Cesar Vanucci *

“Uma corrida de revezamento.”
(Explicação didática de Barack Obama,
sobre a disputa eleitoral numa democracia)

Extrair da democracia, para plena utilização, todo ímpeto criativo, todas as propostas construtivas que ela seja capaz de engendrar. Confiar na democracia assim como “a palmeira confia no vento e o vento confia no ar”, conforme a recomendação poética de Thiago de Mello, mesmo sabendo-a carregada de imperfeições por culpa de equivocadas posturas humanas. Expressar inabalável convicção de que a pior das democracias é preferível à melhor das ditaduras. Ter presente, a propósito, que a expressão “melhor das ditaduras” não passa de mero ardil de linguagem.
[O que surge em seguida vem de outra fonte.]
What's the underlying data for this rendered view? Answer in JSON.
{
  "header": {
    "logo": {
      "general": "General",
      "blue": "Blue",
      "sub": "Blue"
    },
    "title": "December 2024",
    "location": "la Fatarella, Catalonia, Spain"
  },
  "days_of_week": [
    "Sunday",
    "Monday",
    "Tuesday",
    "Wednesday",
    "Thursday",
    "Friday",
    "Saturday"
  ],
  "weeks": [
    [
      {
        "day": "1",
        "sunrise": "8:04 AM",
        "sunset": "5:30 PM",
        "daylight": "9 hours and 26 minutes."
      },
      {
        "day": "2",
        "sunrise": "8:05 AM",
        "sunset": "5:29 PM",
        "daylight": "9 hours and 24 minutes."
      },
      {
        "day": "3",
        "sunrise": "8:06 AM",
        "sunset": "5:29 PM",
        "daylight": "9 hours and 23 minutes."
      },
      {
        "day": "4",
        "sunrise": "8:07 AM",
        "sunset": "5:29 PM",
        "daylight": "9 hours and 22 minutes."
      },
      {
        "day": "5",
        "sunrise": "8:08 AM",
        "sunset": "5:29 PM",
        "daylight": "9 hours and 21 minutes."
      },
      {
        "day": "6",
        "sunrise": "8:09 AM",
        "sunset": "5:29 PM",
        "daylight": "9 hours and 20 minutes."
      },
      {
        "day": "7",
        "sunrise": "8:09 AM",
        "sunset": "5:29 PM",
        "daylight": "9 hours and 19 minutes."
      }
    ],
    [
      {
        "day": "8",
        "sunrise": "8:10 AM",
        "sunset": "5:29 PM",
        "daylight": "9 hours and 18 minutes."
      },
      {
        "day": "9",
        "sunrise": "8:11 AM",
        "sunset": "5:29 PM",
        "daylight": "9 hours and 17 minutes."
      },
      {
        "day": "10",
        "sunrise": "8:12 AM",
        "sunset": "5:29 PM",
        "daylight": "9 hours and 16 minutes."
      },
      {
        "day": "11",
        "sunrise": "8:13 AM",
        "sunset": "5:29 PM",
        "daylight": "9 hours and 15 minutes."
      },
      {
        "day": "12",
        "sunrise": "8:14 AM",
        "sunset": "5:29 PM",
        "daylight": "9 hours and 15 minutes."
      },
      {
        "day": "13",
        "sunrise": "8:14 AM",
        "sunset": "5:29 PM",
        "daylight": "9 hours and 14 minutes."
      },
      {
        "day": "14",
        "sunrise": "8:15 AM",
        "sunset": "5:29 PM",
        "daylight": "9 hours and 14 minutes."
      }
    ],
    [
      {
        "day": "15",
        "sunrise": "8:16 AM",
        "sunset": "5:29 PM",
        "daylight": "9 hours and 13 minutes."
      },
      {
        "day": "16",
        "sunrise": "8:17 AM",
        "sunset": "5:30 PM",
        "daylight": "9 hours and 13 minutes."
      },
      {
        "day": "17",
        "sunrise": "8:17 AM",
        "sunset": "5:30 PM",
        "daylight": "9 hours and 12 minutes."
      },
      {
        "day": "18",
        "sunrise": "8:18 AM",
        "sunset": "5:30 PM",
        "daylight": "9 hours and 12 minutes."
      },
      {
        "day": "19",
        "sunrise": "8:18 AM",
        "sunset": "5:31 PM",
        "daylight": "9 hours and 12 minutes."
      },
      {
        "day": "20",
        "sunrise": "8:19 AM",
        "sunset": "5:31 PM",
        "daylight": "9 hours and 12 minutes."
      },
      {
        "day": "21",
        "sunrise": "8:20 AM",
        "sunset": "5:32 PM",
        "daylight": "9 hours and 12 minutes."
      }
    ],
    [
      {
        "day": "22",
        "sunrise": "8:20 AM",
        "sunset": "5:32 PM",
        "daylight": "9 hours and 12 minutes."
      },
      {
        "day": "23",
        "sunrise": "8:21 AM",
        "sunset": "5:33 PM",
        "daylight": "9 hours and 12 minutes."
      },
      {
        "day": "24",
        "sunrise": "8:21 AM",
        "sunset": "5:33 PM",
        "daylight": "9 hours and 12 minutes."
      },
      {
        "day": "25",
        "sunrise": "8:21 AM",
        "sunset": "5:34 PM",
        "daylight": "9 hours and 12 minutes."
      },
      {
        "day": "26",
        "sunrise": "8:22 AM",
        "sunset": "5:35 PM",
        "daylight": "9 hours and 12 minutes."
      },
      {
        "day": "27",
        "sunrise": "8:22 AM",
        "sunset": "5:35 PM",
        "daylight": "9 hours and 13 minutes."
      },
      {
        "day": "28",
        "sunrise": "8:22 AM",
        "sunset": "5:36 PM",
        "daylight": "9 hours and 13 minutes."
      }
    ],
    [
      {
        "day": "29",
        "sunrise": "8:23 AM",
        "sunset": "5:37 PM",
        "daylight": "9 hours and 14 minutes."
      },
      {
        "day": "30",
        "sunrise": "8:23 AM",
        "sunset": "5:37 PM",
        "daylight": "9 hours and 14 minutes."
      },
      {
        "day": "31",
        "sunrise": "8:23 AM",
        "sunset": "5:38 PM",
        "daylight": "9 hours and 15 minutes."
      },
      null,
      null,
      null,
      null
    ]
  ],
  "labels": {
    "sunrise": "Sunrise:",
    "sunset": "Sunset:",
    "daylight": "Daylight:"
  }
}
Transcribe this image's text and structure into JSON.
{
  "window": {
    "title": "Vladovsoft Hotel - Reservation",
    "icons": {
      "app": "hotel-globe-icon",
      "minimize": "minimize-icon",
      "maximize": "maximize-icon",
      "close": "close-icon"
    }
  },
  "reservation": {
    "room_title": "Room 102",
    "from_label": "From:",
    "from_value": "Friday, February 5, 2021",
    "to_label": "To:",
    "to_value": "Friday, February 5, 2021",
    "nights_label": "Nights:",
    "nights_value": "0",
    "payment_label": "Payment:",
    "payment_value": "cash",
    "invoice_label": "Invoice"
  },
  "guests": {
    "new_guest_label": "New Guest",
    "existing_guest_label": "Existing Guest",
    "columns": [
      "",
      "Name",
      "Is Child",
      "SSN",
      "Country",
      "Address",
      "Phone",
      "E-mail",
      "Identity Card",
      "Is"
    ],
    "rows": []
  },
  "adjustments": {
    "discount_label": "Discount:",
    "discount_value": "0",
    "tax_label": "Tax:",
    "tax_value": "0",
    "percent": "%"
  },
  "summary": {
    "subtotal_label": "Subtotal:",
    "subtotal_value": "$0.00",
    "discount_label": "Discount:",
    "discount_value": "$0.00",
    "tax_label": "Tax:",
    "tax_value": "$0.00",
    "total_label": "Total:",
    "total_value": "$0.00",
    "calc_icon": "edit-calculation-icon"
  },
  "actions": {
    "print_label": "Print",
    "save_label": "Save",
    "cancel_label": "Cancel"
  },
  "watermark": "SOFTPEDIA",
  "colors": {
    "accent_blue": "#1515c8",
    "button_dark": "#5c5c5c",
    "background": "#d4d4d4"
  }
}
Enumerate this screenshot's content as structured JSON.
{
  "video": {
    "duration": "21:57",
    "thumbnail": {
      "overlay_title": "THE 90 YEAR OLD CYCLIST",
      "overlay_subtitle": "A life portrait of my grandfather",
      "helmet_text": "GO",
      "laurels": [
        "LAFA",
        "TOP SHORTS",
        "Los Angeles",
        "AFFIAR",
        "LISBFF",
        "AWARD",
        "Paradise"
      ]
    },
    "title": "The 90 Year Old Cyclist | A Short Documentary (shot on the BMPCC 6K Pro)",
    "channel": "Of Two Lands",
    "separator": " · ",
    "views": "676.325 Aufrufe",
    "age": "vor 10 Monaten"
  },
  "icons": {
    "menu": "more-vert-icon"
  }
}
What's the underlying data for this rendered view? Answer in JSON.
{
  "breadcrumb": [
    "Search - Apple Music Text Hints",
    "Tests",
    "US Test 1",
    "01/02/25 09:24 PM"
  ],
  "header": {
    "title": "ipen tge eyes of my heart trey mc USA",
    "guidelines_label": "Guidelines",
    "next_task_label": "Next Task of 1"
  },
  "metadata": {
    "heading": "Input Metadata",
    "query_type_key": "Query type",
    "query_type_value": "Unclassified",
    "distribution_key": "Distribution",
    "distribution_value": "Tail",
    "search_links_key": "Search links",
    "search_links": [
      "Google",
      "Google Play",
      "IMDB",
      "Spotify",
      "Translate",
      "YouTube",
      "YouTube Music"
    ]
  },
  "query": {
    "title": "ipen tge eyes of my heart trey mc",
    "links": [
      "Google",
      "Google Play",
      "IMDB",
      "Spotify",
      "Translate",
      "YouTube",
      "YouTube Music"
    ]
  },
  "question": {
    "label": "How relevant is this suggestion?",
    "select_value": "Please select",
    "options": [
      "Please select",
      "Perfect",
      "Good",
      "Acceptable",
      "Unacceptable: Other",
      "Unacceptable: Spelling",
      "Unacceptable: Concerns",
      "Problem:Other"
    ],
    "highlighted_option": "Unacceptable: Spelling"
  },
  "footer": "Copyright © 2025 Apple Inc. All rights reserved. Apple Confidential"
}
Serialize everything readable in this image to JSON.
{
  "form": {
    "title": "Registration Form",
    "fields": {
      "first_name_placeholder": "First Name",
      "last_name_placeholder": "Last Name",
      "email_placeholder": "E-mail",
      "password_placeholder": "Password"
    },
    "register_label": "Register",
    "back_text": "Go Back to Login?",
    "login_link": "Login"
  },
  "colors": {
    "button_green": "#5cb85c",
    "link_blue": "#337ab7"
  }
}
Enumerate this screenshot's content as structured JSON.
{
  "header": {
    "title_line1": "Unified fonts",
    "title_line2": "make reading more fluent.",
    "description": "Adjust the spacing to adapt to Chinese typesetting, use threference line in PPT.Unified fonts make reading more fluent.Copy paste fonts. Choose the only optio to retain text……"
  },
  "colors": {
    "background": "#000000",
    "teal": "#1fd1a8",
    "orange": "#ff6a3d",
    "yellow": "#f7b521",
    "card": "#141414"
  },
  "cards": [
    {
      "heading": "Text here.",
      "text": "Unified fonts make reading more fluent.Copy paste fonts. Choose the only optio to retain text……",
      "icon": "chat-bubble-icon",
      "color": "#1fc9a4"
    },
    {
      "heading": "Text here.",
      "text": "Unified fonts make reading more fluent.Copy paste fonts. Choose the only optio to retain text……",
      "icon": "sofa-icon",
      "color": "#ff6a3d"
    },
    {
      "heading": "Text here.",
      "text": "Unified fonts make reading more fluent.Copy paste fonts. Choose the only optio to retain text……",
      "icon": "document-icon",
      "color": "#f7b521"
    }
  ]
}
Todo regime despótico, não importando a lateralidade ideológica, se de esquerda ou de direita, revela-se inapto a assegurar aos cidadãos subjugados qualquer vantagem compensatória em relação à aterrorizante supressão da liberdade. Relembrar sempre, sobretudo quando diante de alguma frustração política, aquela irretocável definição sobre a democracia feita pelo estadista Winston Churchill na Câmara dos Comuns inglesa, em 11 de setembro de 1947. Aqui está ela: “Ninguém pretende que a democracia seja perfeita ou sem defeito. Tem-se dito que a democracia é a pior forma de governo, salvo todas as demais formas que têm sido experimentadas de tempos em tempos.”

É preciso manter a atenção fixada nas engrenagens operacionais do sistema democrático. Absorver bem a ideia de que o voto significa voz. E que o vozerio majoritário outra coisa não exprime senão uma vontade a ser acatada sem tergiversações. Barack Obama, presidente do qual seus compatriotas sentem imensa saudade nesta fase de sucessivos desatinos praticados pelo sucessor, certa feita recorreu a sugestivo exemplo mode quê explicar didaticamente o mecanismo que rege o jogo democrático. Comparou as periódicas disputas eletivas a uma eletrizante corrida de revezamento. A cada etapa da competição o bastão é trocado de mãos. Os contendores dão o melhor de si, no percurso extenuante que se lhes toca cobrir, para levarem a cabo satisfatoriamente sua missão. Cuidam zelosamente, fieis a saudáveis regras, da respeitosa entrega do bastão aos disputantes seguintes. Ficam no direito, se assim desejarem, caso se ofereçam condições propícias, a participar das futuras corridas de revezamento.

A corrida eleitoral brasileira chegou ao seu epílogo. Foi pontuada, em não poucos instantes, por indesejável fragor belicoso, alimentado por exacerbadas paixões. Dos brasileiros de boa-vontade espera-se, agora, procurem com serenidade e inteligência, espírito desarmado, participar ativamente das etapas de construção do progresso e desenvolvimento que venham a ser programadas pelo interesse nacional e pela democracia. Com ideias propositivas, mesmo em situações que inspirem compreensível avaliação crítica, chutando pra fora da cancha desavenças de teor desedificante, cada cidadão é convocado a ocupar lugar no inadiável e ingente esforço de mobilização das forças vivas da nacionalidade em favor de políticas econômicas e administrativas capazes de assegurar crescente prosperidade para todos.

As siglas partidárias e as correntes de opinião são elos importantíssimos no encadeamento democrático. Acima delas, entretanto, importa muito colocar o sagrado interesse da coletividade. Coletividade essa que abriga infinitas diversidades de pensamento e métodos de ação. A liderança legitimamente obtida nas urnas pelos governantes recém-eleitos deles reclama grandeza cívica, sob a forma de gestos e palavras que apaziguem ânimos, eliminem desagradáveis idiossincrasias e traduzam sincera disposição em aceitar contribuições alheias de boas ideias na execução das politicas públicas a serem deflagradas objetivando a expansão do bem-estar comunitário. De outra parte, de quem se alinhe nas fileiras da oposição, portadores de uma missão relevante no esquema democrático republicano, é de se aguardar, pela mesma forma, demonstrações de isenção e capacidade para não se furtarem à cooperação noa projetos e iniciativas dos governantes que consultem realmente as aspirações da sociedade.

É assim que as coisas funcionam na democracia. Nalgumas horas, uma clareira carece ser aberta na penosa caminhada do país em busca de seu destino, para que todos, independentemente das tendências e simpatias políticas, conscientes de que um poder mais alto de alevanta, se entreguem a uma generosa troca de experiências e produtivo reforço de ideias e atos que permitam imprimir ritmo mais veloz na busca dos objetivos sociais e civilizatórios.